The ex-Chelsea legend and former captain of Lasso’s AFC Richmond is a sparking live wire in a season that's otherwise short on the dramatic tension since Lasso cleaned up most the conflicts that gave him purpose last season. The team's owner, Rebecca (Hannah Waddingham), who initially hired the clueless Lasso to sabotage the team, is now rooting for her boys to win. Her nemesis, piggish ex-husband and former club owner Rupert (Anthony Head), is out of the picture. The players are mostly pulling in the same direction, even preening bad boy Jamie Tartt (Phil Dunster).

Lasso's biggest challenge is no longer spreading goodwill among embittered football fans, but whether he should or should not seek counseling from the club's new therapist, Dr. Sharon (Sarah Niles). There's only so much gee whiz, okey dokey, go get 'em tiger babble one can weather per episode now that it's been stripped of purpose and reduced to window dressing.

But when Kent begrudgingly tries his hand at a new career as a television sports pundit, there's not a "Believe" sign in sight — literally or metaphorically. After he marches into the studio to the tune of the Sex Pistols' “Anarchy in the UK” ("I am an antichrist / And I am an anarchist"), his first response to his fellow panelists' empty prattle is a grunt. When asked how he thought his former team played during a recent match, he doesn't Lasso his words, either: "They played like s—," he says. “They were too timid. They were too respectful. ... That’s no excuse to play like you’re afraid of ‘em. You could see it in their faces. Abject terror. Like children waiting in line for the handsy Father Christmas. Have some f— pride in your shirt or don’t f— wear it." Amen and effin' A.

The series needs an edge. Even on arrival, praised to the hilt for its "niceness," the show felt like a throwback, a white savior story tucked inside a little-team-that-could tale, wrapped in a fish-out-of-water comedy.

Until the appearance of Dr.

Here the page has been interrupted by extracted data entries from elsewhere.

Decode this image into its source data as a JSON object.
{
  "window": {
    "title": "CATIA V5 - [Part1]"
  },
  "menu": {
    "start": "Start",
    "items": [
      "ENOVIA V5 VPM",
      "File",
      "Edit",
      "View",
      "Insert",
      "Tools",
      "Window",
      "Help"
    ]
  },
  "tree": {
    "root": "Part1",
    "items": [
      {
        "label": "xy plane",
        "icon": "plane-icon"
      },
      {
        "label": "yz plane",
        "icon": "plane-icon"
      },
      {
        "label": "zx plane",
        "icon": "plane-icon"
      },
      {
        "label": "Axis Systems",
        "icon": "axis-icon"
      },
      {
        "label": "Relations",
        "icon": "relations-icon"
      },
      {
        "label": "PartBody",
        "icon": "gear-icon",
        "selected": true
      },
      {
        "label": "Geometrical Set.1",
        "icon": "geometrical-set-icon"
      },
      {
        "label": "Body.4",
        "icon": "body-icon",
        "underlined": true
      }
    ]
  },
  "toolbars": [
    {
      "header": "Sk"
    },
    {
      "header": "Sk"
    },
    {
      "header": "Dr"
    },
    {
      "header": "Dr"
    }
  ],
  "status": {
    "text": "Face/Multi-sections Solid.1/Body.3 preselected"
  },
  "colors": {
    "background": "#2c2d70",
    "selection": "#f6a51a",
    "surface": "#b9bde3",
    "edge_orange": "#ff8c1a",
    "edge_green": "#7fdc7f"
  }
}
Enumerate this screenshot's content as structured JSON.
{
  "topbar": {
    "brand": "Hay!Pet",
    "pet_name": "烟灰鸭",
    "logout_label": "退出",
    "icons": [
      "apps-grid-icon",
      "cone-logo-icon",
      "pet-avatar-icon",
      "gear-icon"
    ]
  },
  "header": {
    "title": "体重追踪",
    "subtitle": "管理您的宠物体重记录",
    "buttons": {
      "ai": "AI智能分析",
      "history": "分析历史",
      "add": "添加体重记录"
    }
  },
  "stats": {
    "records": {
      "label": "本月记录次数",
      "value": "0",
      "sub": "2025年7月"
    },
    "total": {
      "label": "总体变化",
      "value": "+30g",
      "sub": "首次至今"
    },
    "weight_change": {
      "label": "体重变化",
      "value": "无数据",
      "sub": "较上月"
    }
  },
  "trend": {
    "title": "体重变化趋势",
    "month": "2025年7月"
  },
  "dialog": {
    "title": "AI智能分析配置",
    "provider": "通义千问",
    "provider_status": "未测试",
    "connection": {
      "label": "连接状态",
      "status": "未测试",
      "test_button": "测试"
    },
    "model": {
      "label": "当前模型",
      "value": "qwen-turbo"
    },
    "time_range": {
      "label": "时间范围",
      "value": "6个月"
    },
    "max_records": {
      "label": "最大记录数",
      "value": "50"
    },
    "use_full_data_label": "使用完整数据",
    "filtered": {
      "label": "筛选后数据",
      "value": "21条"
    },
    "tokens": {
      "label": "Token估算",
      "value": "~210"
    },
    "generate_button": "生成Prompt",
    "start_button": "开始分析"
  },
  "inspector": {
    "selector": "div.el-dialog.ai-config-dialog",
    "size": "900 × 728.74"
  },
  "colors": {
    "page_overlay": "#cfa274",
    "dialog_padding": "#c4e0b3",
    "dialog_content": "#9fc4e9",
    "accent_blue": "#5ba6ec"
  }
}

Sharon (a cipher) all of the main characters were white save for Nate (Nick Mohammed), the kit man-turned-coach. And despite a minor expansion here or there in Season 2, most of the the players from Africa and Latin America still don't have backstories, though Dani Rojas (Cristo Fernández) does have an exaggerated accent. That cartoonish representation —"Football is life! Ayayayay!" — doesn't feel new either.

Even the two leading women, who've had much fuller arcs, are based on retro female tropes: the scorned divorcée seeking revenge on her ex for cheating on her with a younger woman and the tart/groupie with the heart of gold (Juno Temple). That social media didn't pore over its shortcomings as it does most TV shows suggests that timing is everything. (So are race and gender.)

All "Ted Lasso" has had to do to set itself apart from the sardonic fare that folks are seemingly desperate to avoid right now was to be nice — a pretty low bar, if we're being honest. That a white, straight man who's not a jerk is seen as a groundbreaking awards darling says more about TV's excess of white, straight, male antiheroes than it does "Ted Lasso."

Imagine if Issa Rae or Mindy Kaling had pitched a show about a nice lady who teaches lost souls how to be better people by simply being polite and courteous to them. That sort of passivity, and earning applause for it, is a privilege of those already in power.

Of all the incredible television that has aired since the start of the pandemic — “I May Destroy You”, "Insecure," "Ramy," “Never Have I Ever” "PEN15," "Better Things," all series, notably, created by women and/or people of color — it's not terribly surprising that the light and easy "Ted Lasso" resonated when it did. But that might also say something about why, one year later, it feels increasingly out of step, save for its last character with edge, Roy Kent.